Pollenflug bei Fichten

Je mehr Pollen durch die Luft fliegen, desto größer ist die Corona-Ansteckungsgefahr.

(Foto: Wolfgang Kumm/picture alliance/dpa)

Beginnt im Frühjahr die Allergiesaison, erhöht dies offenbar das Risiko einer Corona-Infektion. Forscher haben eine mögliche Erklärung für diesen Zusammenhang.

Von Hanno Charisius

Pflanzenpollen in der Atemluft können das Infektionsrisiko durch Sars-CoV-2 im Frühling offenbar leicht erhöhen. Das ist das Ergebnis einer Analyse, für die Daten aus 31 Ländern auf fünf Kontinenten ausgewertet worden sind. Demnach stieg die Infektionsrate im Schnitt um vier Prozent an Orten ohne Lockdown-Maßnahmen, wenn sich die Anzahl der Pollen in der Luft um jeweils 100 pro Kubikmeter erhöht.

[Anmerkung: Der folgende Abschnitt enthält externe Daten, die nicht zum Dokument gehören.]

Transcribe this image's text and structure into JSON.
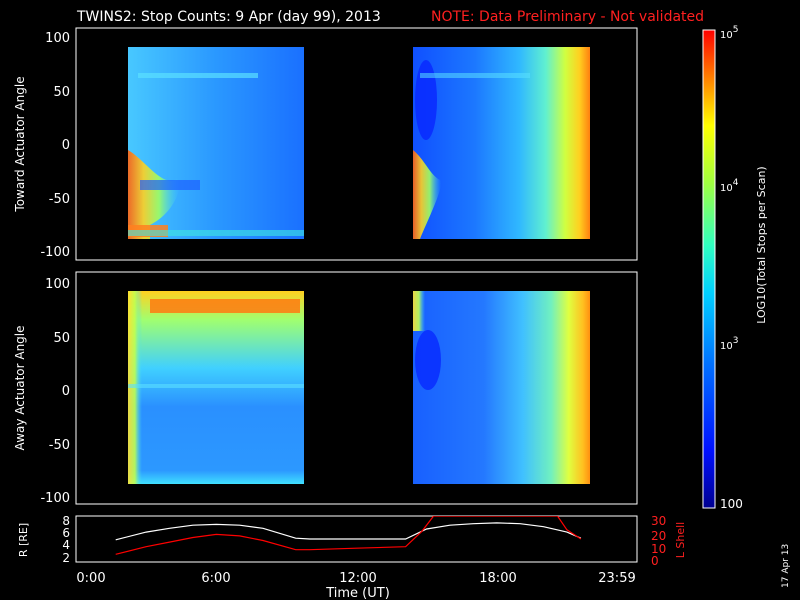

"In manchen deutschen Städten kamen im Untersuchungszeitraum zeitweise pro Tag bis zu 500 Pollen auf einen Kubikmeter - was insgesamt zu einem Anstieg der Infektionsraten um mehr als 20 Prozent führte", schreiben die Forschenden in einer Mitteilung. Herrschten hingegen im Untersuchungsgebiet strenge Lockdownregeln mit Ausgangsbeschränkungen, halbierte sich im Durchschnitt die Zahl der Infektionen auch bei vergleichbarer Pollenkonzentration in der Luft. Das berichtet ein internationales Team unter Leitung von Forschern der Technischen Universität München und des Helmholtz-Zentrums München im Wissenschaftsjournal PNAS. Das Tragen einer Maske sei daher doppelt wichtig - nicht nur für Allergiker.

Eine Erklärung für dieses Phänomen liefert die Forschergruppe auch: Pollen schwächen die Reaktion der körpereigenen Immunabwehr auf Viren. Infizierte Zellen schütten Botenstoffe aus, die umliegende Zellen in Alarmbereitschaft versetzen und diese dazu bringen sollen, ihre antivirale Abwehr zu aktivieren. Fliegen jedoch neben Viren auch noch zahlreiche Pflanzenpollen durch die Luft, fällt dieser Warnruf der infizierten Zellen leiser aus. "Dabei spielt es keine Rolle, ob Betroffene an Allergien gegenüber diesen Pollen leiden oder nicht", heißt es in der Pressemitteilung zum Fachartikel. Umweltfaktoren wie Pollen müssten mehr berücksichtigt werden, wenn es um die Frage geht, wie sich das Virus im Frühling ausbreitet.

Die erhöhte Anfälligkeit gilt auch für andere Atemwegserkrankungen, wie einige der an der aktuellen Studie beteiligten Forscherinnen und Forscher bereits vor etwas mehr als einem Jahr zeigen konnten. Damals beobachtete die Gruppe, dass eine erhöhten Konzentration von Birkenpollen in der Luft zu mehr Infektionen mit gewöhnlichen Schnupfenviren führen. "Man kann nicht vermeiden, luftgetragenen Pollen ausgesetzt zu sein", sagt Stefanie Gilles, Leiterin des Fachbereiches Umwelt-Immunologie der TU München. Personen, die zu Hochrisikogruppen gehören, sollten sich deshalb besonders vor Pollen und Viren schützen.